You should qualify to receive tax exemptions for capital gains. This is where you need to take a look at the criteria for it. Below mentioned are the criteria, which will make a person exempt from capital gains taxes.

-          You should have owned the house for a duration of at least two years

Some people buy and sell houses as house flippers. Capital gains tax was mainly introduced because of that. If you have owned the house for a duration of more than two years, you will be able to exempt yourself from the capital gains on your house.

-          You have lived in the house for more than two years

You should also prove that you have lived in the house for more than two years. In other words, the house you sell should be the primary residence of you. You don’t have to live in the house for a period of two years consecutively. But you need to make sure that it is your primary residency and you have used it as your primary residency for a duration of two years.

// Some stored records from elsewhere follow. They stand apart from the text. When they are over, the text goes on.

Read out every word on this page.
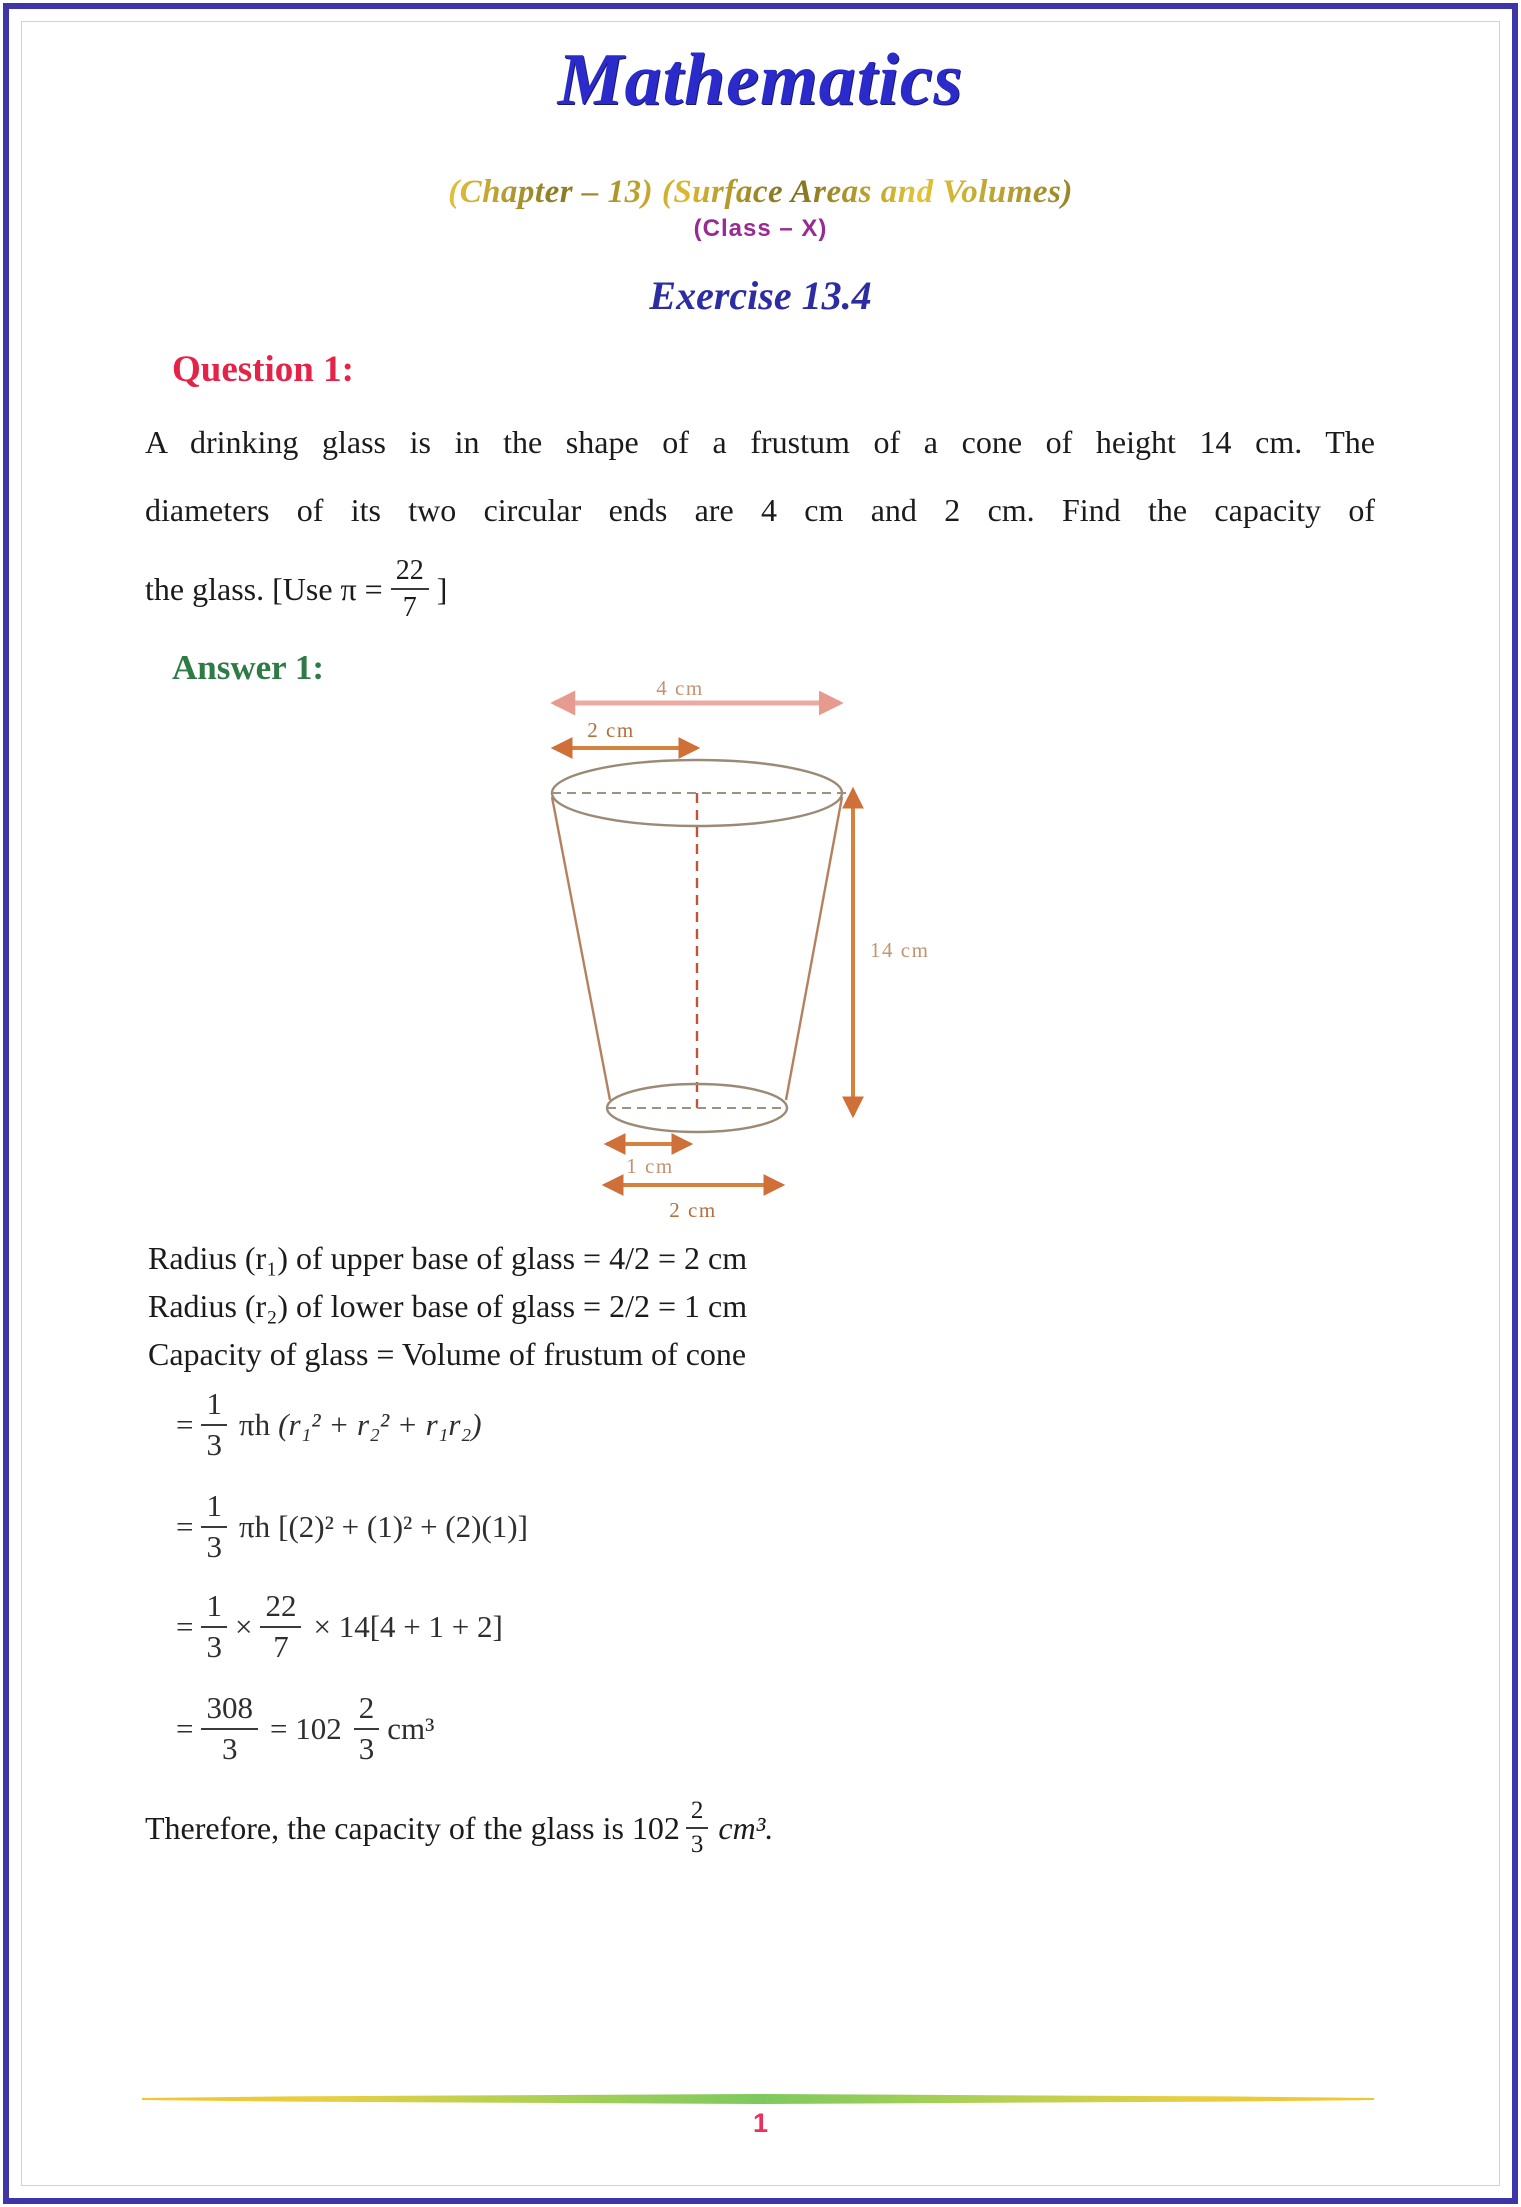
Mathematics
(Chapter – 13) (Surface Areas and Volumes)
(Class – X)
Exercise 13.4
Question 1:
A drinking glass is in the shape of a frustum of a cone of height 14 cm. The
diameters of its two circular ends are 4 cm and 2 cm. Find the capacity of
the glass. [Use $\pi = \frac{22}{7}$ ]
Answer 1:
4 cm
2 cm
14 cm
1 cm
2 cm
Radius (r₁) of upper base of glass = 4/2 = 2 cm
Radius (r₂) of lower base of glass = 2/2 = 1 cm
Capacity of glass = Volume of frustum of cone
= $\frac{1}{3}$ πh (r₁² + r₂² + r₁r₂)
= $\frac{1}{3}$ πh [(2)² + (1)² + (2)(1)]
= $\frac{1}{3} \times \frac{22}{7} \times 14[4 + 1 + 2]$
= $\frac{308}{3} = 102 \frac{2}{3} cm^3$
Therefore, the capacity of the glass is $102 \frac{2}{3} cm^3$.
1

-          You have not received any capital gains tax exemptions recently

Last but not least, you should prove that you have not received any capital gains tax exemptions from another house in the recent past.

Can you deduct the home improvement expenses from profit?

When you purchase a new house, you will spend a considerable amount of money on the maintenance of it. Hence, you will wonder whether there is a possibility for you to deduct those expenses from the profit that you are making.

If you have made any significant improvements to the home, you will be able to add them to the cost of improvement of your house and deduct them as expenses from the profit. In here, the time period where you did the improvements will not matter. Here are some of the significant improvements that you can deduct.

-          Installation of a new insulation system, duct work or pipes

-          Replacing the floors and walls

-          Adding a new bathroom, bedroom, or garage to the house

-          Adding a new deck, patio, or porch to the house

-          Installation of new in-built appliances to the house

-          Installation of new windows, roof, carpets, or doors

-          Addition of new patio, porch, or deck.

-          Installation of new walkways and driveways

-          Installation of new landscaping, such as new fences, new lawns, and new retaining walls.

Other expenses that you can reduce from the profit of selling a house

Apart from the home improvement expenses, there are few other expenses, which you will be able to reduce from the profit that you generate by selling a house. Let’s take a quick look at those expenses as well.

-          Notary fees or advertising fees

-          Document preparation fees

-          Appraisal fees

-          Attorney fees

-          Costs of removing all the title clouds

-          Commission paid for the real estate broker

-          Escrow fees

-          Closing fees

-          Title search fees

-          Settlement fees

When you add these expenses and reduce your profit, you will also be able to reduce the overall capital gains taxes that you have to pay on the house as well.

Final words

Now you have a good understanding on do you need a lawyer to appeal property tax or not. If you are in a position to avoid property gains tax, you should try your best to do that. If not, you will be able to work along with a reputed attorney and get the taxes reduced as much as possible.